On the flip side, though, also avoid bayonetting the wounded by applying hindsight to audit on data that has already been report in past periods. That just gives us a bad name and reputation.
To avoid doing too much auditing on previously reported numbers and statistics, focus on the procedures, processes, and documentation established for existing and decided upon disclosures. In essence, you will recognize this as evaluating the design of the controls and asking, is the design adequate to produce reliable, verifiable, and consistent data? Providing assurance on the design will help the organization avoid future reporting errors and position internal audit to add value to the organization and truly make a difference.
It generally will be difficult to provide assurance on what is going to be reported while it is “in flight,” as there will likely be tight time windows between data collection, internal operational review, and actual external reporting. But, if that is possible, at least on the highest risk disclosures, then that is much better than doing assurance work on previously reported data and statistics.

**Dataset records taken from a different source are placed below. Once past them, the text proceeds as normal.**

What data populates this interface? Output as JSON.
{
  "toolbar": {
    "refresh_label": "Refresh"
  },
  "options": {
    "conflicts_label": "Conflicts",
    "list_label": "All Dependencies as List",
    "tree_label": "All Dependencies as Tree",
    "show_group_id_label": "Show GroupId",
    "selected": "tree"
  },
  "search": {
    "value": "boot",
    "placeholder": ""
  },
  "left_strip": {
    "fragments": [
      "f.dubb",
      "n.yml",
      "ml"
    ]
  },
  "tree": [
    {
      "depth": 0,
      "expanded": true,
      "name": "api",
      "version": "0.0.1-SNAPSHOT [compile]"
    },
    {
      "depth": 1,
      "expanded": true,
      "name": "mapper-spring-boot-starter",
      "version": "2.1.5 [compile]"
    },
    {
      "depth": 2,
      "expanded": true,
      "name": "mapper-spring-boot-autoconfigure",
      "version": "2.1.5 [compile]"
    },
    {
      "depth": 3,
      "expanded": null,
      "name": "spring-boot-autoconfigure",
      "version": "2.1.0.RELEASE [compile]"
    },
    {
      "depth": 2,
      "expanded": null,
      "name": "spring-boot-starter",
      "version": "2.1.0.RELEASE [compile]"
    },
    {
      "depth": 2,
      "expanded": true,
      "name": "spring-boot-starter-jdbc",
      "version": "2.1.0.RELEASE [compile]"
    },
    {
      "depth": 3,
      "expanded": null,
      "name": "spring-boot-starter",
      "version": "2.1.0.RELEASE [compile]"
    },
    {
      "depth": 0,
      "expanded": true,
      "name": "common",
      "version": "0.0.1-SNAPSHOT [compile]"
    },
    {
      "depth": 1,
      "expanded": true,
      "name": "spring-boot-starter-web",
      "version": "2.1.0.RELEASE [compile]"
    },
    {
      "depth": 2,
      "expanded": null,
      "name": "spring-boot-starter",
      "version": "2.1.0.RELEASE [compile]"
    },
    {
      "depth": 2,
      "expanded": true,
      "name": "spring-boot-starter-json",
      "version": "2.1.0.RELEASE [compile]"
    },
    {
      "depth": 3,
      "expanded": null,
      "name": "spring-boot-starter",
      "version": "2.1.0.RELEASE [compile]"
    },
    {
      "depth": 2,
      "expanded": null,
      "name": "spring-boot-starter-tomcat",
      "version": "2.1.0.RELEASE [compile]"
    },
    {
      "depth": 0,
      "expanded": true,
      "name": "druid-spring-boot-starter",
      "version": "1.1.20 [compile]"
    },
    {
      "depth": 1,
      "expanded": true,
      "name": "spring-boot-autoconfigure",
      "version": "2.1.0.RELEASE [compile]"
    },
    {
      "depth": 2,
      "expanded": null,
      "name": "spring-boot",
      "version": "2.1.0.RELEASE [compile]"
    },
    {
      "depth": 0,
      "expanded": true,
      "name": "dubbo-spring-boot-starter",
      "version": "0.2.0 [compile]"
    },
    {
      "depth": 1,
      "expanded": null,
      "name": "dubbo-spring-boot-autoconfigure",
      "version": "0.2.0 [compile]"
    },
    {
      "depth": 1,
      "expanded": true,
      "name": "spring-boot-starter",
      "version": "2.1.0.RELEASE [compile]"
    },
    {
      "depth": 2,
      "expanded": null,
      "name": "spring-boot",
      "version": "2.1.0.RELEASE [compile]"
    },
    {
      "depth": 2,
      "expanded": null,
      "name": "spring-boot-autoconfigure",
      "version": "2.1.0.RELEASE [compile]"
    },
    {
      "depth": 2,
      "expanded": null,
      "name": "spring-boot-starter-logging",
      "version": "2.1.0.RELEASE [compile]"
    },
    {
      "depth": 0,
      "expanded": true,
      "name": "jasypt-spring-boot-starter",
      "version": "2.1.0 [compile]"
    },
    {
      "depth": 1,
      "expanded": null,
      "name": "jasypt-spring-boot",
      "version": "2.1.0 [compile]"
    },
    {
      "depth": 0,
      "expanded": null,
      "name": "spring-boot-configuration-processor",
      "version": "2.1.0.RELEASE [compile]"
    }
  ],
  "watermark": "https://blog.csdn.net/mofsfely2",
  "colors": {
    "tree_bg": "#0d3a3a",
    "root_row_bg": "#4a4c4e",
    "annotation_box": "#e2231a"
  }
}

This all leads to a potential final area of work for internal audit: doing a risk assessment on the data that is already being reported. Not all disclosures are created equal and some will create a lot more risk to the organization if there are inaccuracies than others. So, with limited time, focus on the high-risk disclosures and share your risk assessment of the ESG disclosures with the organization. That will create interesting and valuable dialogue and might make the organization think differently about what and how it is disclosing ESG information. Or, at a minimum, it will educate you and your staff on the thought process the organization is going through as part of its ESG reporting cycles.
What Did We Miss?
You’re not done though. A wise place to pivot to is to consider what areas the organization is not paying enough attention. Most of the focus these days tends to overweight the environmental component of ESG. Especially with all the rightful attention being given to climate change concerns and the regulatory pressure for disclosures on climate matters. Don’t forget the social and governance aspects. That does not mean you should take your eye off the environmental facets. Not in the least. But, with all the focus on the E, it is quite possible not enough attention is being placed on the S or on the G components. Take the effort to give special thought to the social and governance aspects of what the organization could be reporting on. There are several issues under these topics that will have true and valuable meaning for many of those stakeholders you previously identified.
If you have been in internal auditing long enough, you have seen many acronyms come and go. But, in this case, it looks like the ESG train is picking up steam and will be with us for good. So, stake out your role, be strategic, provide advisory work, and follow with assurance work. Make sure your audit plans consider these key roles and that your audit committee supports your efforts. Have or obtain the necessary competence. And make sure that data is not only right, but that it is the right data. And, more than anything else, continue to position yourself to add value and make a difference. That is our job. 
Hal Garyn is Managing Director and Owner of Audit Executive Advisory Services, LLC based in FL.